Akademietheater: Unheil unter den Armen der Gottesmutter

„Verzweifeln Sie auch an Inflation und Geldnot?“ Im Wiener Akademietheater schreibt man das Jahr 1933, aber es könnte auch 2023 sein.
Wir sind zu Gast im österreichischen Wallfahrtsort Maria Blut. Die Eingeborenen tragen kurze Hosen und große, runde Kindsköpfe und schwer an ihrer Tratschsucht. Unter den Armen der Gottesmutter (Bühne: Jessica Rockstroh) macht sich langsam Unheil breit. Die Konservenfabrik ist in Konkurs und muss schließen. Die Einwohner investieren ihr letztes Geld in die Aktien einer dubiosen Unternehmung namens „Raumkraft“, von der niemand weiß, was sie eigentlich ist.
Christlichsoziale und Sozialdemokraten radikalisieren sich, und die ersten Nazis werden laut. Und da ist noch der Arzt, ein Roter, dessen Frau gestorben ist – oder hat er sie umgebracht?
1935 hat die jüdische Schriftstellerin Maria Lazar ihren expressionistischen Roman „Die Eingeborenen von Maria Blut“ im dänischen Exil fertiggestellt, eine Studie einer Gesellschaft am Rande des Abgrundes. Die Regisseurin Lucia Bihler – ihre Inszenierung von Thomas Bernhards „Die Jagdgesellschaft“ ist noch in bester Erinnerung – hat gemeinsam mit Alexander Kerlin diesen Roman dramatisiert und im Wiener Akademietheater auf die Bühne gebracht.
Drei Familien
Im Mittelpunkt stehen drei Familien. Da ist der Arzt Lohmann, der mit seiner tschechischen Haushälterin Toni ein Verhältnis hat und dennoch zu seiner Geliebten Alice nach Wien fährt, wenn er das Dorf nicht mehr erträgt.
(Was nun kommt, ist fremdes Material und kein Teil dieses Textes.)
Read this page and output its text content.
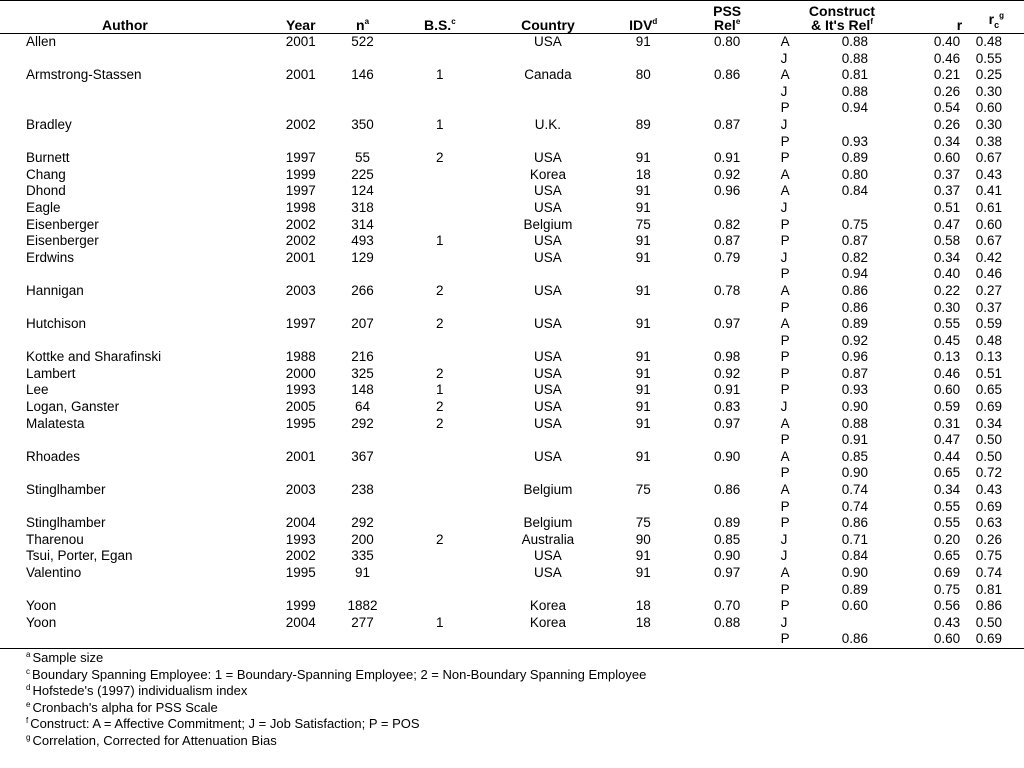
Author	Year	$n^a$	B.S.$^c$	Country	IDV$^d$	PSS
Rel$^e$	Construct
& It's Rel$^f$		r	$r_c^g$
Allen	2001	522		USA	91	0.80	A	0.88	0.40	0.48
							J	0.88	0.46	0.55
Armstrong-Stassen	2001	146	1	Canada	80	0.86	A	0.81	0.21	0.25
							J	0.88	0.26	0.30
							P	0.94	0.54	0.60
Bradley	2002	350	1	U.K.	89	0.87	J		0.26	0.30
							P	0.93	0.34	0.38
Burnett	1997	55	2	USA	91	0.91	P	0.89	0.60	0.67
Chang	1999	225		Korea	18	0.92	A	0.80	0.37	0.43
Dhond	1997	124		USA	91	0.96	A	0.84	0.37	0.41
Eagle	1998	318		USA	91		J		0.51	0.61
Eisenberger	2002	314		Belgium	75	0.82	P	0.75	0.47	0.60
Eisenberger	2002	493	1	USA	91	0.87	P	0.87	0.58	0.67
Erdwins	2001	129		USA	91	0.79	J	0.82	0.34	0.42
							P	0.94	0.40	0.46
Hannigan	2003	266	2	USA	91	0.78	A	0.86	0.22	0.27
							P	0.86	0.30	0.37
Hutchison	1997	207	2	USA	91	0.97	A	0.89	0.55	0.59
							P	0.92	0.45	0.48
Kottke and Sharafinski	1988	216		USA	91	0.98	P	0.96	0.13	0.13
Lambert	2000	325	2	USA	91	0.92	P	0.87	0.46	0.51
Lee	1993	148	1	USA	91	0.91	P	0.93	0.60	0.65
Logan, Ganster	2005	64	2	USA	91	0.83	J	0.90	0.59	0.69
Malatesta	1995	292	2	USA	91	0.97	A	0.88	0.31	0.34
							P	0.91	0.47	0.50
Rhoades	2001	367		USA	91	0.90	A	0.85	0.44	0.50
							P	0.90	0.65	0.72
Stinglhamber	2003	238		Belgium	75	0.86	A	0.74	0.34	0.43
							P	0.74	0.55	0.69
Stinglhamber	2004	292		Belgium	75	0.89	P	0.86	0.55	0.63
Tharenou	1993	200	2	Australia	90	0.85	J	0.71	0.20	0.26
Tsui, Porter, Egan	2002	335		USA	91	0.90	J	0.84	0.65	0.75
Valentino	1995	91		USA	91	0.97	A	0.90	0.69	0.74
							P	0.89	0.75	0.81
Yoon	1999	1882		Korea	18	0.70	P	0.60	0.56	0.86
Yoon	2004	277	1	Korea	18	0.88	J		0.43	0.50
							P	0.86	0.60	0.69
$^a$ Sample size
$^c$ Boundary Spanning Employee: 1 = Boundary-Spanning Employee; 2 = Non-Boundary Spanning Employee
$^d$ Hofstede's (1997) individualism index
$^e$ Cronbach's alpha for PSS Scale
$^f$ Construct: A = Affective Commitment; J = Job Satisfaction; P = POS
$^g$ Correlation, Corrected for Attenuation Bias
Er versucht, anständig zu bleiben, leidet unter der üblen Nachrede und wird Toni schließlich zur Abtreibung zwingen, während sich sein Sohn den Nazis zuwendet.
Da ist der jüdische Rechtsanwalt Meyer-Löw, der das Unheil kommen sieht, seinen kleinen Sohn nach England schickt und sich selber zu alt fühlt für die Flucht. Seine ungarische Haushälterin Marischka schimpft auf die „Gojim“ und hat als einzige den Mut, offen zu sprechen.
Und dann ist da der Wirt Heberger, der sein ganzes Geld verliert. Seine Tochter Notburga schleppt ihre Sorgen täglich zur Jungfrau Maria und zur Beichte und verfällt immer mehr dem religiösen Wahn.
Ihr Bruder Vinzenz – die vielleicht interessanteste Figur – ist geistig und körperlich zurückgeblieben, wird von den Dorfbewohnern verspottet, hält sich schließlich für den Führer und wird trotzdem zum Opfer (eine gelungene, bittere Pointe).
Skizzenhaft
Lucia Bihler inszeniert die Geschichte betont expressionistisch, in vielen kurzen Bildern, begleitet von unheilvollen Geräuschen und düsterer Musik, getrennt durch grelle Lichtblitze. Die Aufführung hat enorme Kraft, sie ist ein beeindruckendes Kunstwerk, jedoch macht es der reduzierte, skizzenhafte Erzählstil schwer, der Handlung zu folgen.
Philipp Hauß brilliert als verzweifelter Arzt, Dorothee Hartinger überzeugt als jiddisch sprechender, gebeugter Rechtsanwalt, Stefanie Dvorak ist ebenso gut als Toni und als Nazi-Prinzessin Reindl, Lili Winderlich ist großartig als Marischka. Jonas Hackmann liefert eine bemerkenswerte Menschenstudie ab als stotternder Nazi Vinzenz. Robert Reinagl spielt den Vater und den Pfarrer reduziert und stark.
Am Ende gibt es Jubel für eine bemerkenswerte, nicht leicht zu konsumierende Aufführung.